Pedro Miguel Schiaffino, secondo Teresa Cremona: peruviano, è chef-patron del Ristorante Malabar di Lima nell’elegante quartiere San Isidoro, parla bene italiano, ha trascorso due anni Dal Pescatore con Nadia Santini e poi con Piero Bertinotti al Pinocchio di Borgomanero. Tornato in Perù, ha iniziato a fare cucina di fusione, fra le tecniche apprese negli Stati Uniti e in Europa e le ricette locali, trasformando la cucina tradizionale peruviana in formule più moderne, ma soprattutto attingendo ai prodotti della regione amazzonica ed ha contribuito a promuovere un movimento chiamato “cocina novoandina”.

La sua “seafood salad di pejerev”, piccolo pesce erbivoro, dalla carne rosata, parente dei piraña, che si alimenta solo di frutta, appena poco più largo di un’acciuga, marinata al succo di lime e al fumetto di pesce, passata in crosta di prezzemolo invece che nel tradizionale coriandolo, è cosparsa di piccoli chicchi ambrati, soffici e dolci come minuscoli acini di uva sultanina, conosciuti come Kuskuro, provengono da un’erba simile all’alga, raccolta a oltre 3000 metri di altitudine nei laghi andini. La carta del ristorante Malabar propone anche la doncella, il paiche che può pesare oltre 200 kg o il ma paratela cui carne assomiglia all’anguilla.
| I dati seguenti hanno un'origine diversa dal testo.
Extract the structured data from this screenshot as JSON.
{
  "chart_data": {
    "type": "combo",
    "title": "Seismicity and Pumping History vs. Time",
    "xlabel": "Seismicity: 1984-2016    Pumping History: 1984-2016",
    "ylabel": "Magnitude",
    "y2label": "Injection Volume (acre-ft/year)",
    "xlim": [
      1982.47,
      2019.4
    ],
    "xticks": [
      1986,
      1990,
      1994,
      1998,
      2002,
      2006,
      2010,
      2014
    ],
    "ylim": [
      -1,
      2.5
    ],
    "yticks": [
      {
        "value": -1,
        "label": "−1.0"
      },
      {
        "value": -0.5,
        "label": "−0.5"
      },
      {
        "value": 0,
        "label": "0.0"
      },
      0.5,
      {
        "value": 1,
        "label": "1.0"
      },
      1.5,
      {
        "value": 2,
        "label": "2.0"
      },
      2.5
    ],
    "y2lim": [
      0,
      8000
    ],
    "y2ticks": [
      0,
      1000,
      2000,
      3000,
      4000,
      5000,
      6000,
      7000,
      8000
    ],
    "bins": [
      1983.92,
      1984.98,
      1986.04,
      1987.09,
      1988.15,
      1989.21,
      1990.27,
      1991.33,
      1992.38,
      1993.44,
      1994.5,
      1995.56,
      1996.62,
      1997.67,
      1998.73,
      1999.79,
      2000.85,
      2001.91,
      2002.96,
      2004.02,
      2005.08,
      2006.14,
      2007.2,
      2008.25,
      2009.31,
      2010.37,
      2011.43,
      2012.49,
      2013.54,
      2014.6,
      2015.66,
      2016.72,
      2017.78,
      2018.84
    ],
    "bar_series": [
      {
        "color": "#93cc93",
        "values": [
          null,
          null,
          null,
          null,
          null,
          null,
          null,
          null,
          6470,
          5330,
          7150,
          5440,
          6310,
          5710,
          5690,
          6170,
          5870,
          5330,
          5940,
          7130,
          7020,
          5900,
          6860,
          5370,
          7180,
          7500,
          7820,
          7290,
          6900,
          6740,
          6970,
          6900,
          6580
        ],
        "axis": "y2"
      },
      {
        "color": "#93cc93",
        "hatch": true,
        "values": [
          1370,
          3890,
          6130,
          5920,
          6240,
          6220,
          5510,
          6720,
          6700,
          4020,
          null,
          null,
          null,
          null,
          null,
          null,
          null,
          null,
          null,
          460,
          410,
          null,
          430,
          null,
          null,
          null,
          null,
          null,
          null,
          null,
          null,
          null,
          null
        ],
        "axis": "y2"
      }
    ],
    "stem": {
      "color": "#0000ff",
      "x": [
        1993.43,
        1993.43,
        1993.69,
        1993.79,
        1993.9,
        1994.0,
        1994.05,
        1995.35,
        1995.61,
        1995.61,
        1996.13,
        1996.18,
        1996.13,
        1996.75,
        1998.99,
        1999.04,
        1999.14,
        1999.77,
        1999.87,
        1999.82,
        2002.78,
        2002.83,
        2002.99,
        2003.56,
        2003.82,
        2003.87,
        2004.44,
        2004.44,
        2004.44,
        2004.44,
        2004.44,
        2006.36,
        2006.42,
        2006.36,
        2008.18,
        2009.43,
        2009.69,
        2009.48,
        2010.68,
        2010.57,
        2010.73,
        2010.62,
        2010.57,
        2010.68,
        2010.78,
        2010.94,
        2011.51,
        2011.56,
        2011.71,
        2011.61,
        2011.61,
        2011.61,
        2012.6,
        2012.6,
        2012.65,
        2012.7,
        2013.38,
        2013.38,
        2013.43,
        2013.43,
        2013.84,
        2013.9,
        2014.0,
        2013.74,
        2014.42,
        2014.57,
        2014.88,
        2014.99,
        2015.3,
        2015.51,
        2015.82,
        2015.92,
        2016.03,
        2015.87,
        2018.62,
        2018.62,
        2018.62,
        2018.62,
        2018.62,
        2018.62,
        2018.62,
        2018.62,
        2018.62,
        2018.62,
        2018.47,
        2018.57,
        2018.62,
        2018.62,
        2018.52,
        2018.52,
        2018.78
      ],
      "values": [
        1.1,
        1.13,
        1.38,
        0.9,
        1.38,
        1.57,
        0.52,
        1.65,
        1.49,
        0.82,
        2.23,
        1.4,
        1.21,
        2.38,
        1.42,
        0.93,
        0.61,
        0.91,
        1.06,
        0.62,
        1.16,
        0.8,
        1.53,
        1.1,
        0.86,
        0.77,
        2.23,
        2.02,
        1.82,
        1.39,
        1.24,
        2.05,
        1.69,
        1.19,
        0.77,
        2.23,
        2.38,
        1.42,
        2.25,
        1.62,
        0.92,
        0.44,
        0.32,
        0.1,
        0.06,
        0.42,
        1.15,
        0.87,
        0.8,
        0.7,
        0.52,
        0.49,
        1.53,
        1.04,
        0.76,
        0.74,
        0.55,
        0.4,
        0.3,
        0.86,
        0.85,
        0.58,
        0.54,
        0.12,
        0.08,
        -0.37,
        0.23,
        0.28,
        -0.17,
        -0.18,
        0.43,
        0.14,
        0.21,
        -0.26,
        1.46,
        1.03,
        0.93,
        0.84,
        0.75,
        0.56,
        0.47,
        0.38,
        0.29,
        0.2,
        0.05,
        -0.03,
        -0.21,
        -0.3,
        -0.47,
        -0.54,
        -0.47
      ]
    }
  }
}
Il territorio peruviano, comprende le alte vette delle Ande, l’immensa distesa di una parte della foresta amazzonica e la zona costiera affacciata sull’oceano e tanta varietà di ambienti naturali e di ecosistemi mette a disposizione un’incredibile gamma di prodotti ancora per lo più sconosciuti, una gamma ricchissima di sapori nuovi non coltivati, ma semplicemente raccolti, con alti valori nutrizionali che provengono da foreste e da acque selvagge, come il camu camu un’uva dal sapore ad un tempo astringente e acido, dolce e aromatico, il frutto con la maggior quantità di vitamina C al mondo, o la yarina, il frutto di una palma che in acqua diventa simile al gel e si può indurire fino alla consistenza del legno o come il caviale delle Ande o i giacimenti di sale marino rosato a 4000metri di altezza, o gli oltre 100 tipi di patate che si possono trovare ogni mattina sui banchi del mercato, o le 2400 specie di pesci commestibili, che si presume vivano nel tratto amazzonico peruviano.

Il futuro della cucina passerà sicuramente anche attraverso nuovi ingredienti che allargheranno la dispensa, accenderanno la creatività che va di pari passo con l’invenzione di tecniche nuove.